Proceeds of Crime Act 2002
  • Offence: Handling the proceeds of criminal activities or failing to report suspicions of money laundering.
  • Penalties: Penalties include confiscation orders to recover the proceeds of crime, and individuals involved can face imprisonment for several years, particularly for more serious offences.
 
Terrorism Act 2000
  • Offence: A wide range of terrorism-related offences, including preparing for acts of terrorism, supporting terrorist organisations, and terrorist financing.
  • Penalties: Penalties can include substantial fines and lengthy prison sentences, often ranging from several years to life imprisonment for the most serious offences.
 
Criminal Finances Act 2017
  • Offence: Facilitating tax evasion, money laundering, and related financial crimes.
  • Penalties: The penalties can include financial penalties for both individuals and corporations, as well as prison sentences for individuals involved in the offences.
 
Counter-Terrorism (Sanctions) (EU Exit) Regulations 2019, ISIL (Da’esh) and Al-Qaida (United Nations Sanctions) (EU Exit) Regulations 2019 and Counter-Terrorism (International Sanctions) (EU Exit) Regulations 2019)
  • Offence: Violating sanctions related to individuals and entities associated with terrorist organisations.
  • Penalties: Penalties may involve fines and, in some cases, imprisonment for those who violate sanctions regulations.
 
Sanctions and Anti Money Laundering Act (2018)
  • Offence: Various offences related to sanctions violations and money laundering.

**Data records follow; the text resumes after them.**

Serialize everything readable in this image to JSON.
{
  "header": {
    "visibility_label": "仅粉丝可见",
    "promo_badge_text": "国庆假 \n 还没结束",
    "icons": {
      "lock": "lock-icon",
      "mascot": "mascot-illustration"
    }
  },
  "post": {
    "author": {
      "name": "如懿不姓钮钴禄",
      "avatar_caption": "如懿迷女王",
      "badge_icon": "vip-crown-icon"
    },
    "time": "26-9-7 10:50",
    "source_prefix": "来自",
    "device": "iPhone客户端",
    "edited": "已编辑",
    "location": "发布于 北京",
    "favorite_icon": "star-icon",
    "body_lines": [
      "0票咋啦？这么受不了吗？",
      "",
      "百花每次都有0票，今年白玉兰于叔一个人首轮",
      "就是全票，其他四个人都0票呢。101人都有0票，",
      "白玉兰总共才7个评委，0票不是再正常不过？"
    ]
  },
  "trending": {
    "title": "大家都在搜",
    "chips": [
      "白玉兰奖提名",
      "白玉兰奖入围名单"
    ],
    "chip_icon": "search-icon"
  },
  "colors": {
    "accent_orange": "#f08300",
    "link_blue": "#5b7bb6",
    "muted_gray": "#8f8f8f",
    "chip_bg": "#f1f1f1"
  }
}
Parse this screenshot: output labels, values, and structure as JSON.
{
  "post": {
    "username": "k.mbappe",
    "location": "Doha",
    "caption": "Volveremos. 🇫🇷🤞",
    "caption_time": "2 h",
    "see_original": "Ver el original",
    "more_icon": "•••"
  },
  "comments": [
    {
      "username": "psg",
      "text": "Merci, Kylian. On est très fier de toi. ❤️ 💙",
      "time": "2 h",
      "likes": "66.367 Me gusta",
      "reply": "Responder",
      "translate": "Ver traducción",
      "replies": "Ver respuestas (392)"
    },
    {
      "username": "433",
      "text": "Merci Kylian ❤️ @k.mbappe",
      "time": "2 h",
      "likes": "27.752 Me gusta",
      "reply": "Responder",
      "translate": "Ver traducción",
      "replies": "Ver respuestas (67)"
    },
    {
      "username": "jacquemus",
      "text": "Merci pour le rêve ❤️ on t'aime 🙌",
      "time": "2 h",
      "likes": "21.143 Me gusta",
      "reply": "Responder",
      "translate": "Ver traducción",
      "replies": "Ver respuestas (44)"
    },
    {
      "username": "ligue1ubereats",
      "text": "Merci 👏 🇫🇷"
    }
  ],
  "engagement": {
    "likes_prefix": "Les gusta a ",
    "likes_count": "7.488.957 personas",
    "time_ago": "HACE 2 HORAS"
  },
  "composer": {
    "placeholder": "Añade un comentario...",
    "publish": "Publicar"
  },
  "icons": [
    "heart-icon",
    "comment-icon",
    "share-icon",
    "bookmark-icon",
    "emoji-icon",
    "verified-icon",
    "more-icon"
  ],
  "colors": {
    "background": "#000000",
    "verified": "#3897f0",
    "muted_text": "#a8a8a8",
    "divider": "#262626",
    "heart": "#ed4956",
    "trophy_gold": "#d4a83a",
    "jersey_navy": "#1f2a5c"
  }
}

  • Penalties: Penalties can include fines, asset freezing, and imprisonment for individuals involved in serious offences.
 
Anti-terrorism, Crime and Security Act 2001
  • Offence: A range of offences related to terrorism and national security.
  • Penalties: Penalties can include imprisonment for individuals involved in terrorism-related offences.
 
The Counter Terrorism Act 2008, Schedule
  • Offence: Detention and questioning of individuals at ports and borders for the purpose of determining involvement in terrorism.
  • Penalties: Detention and questioning can occur, but this is not a criminal offence.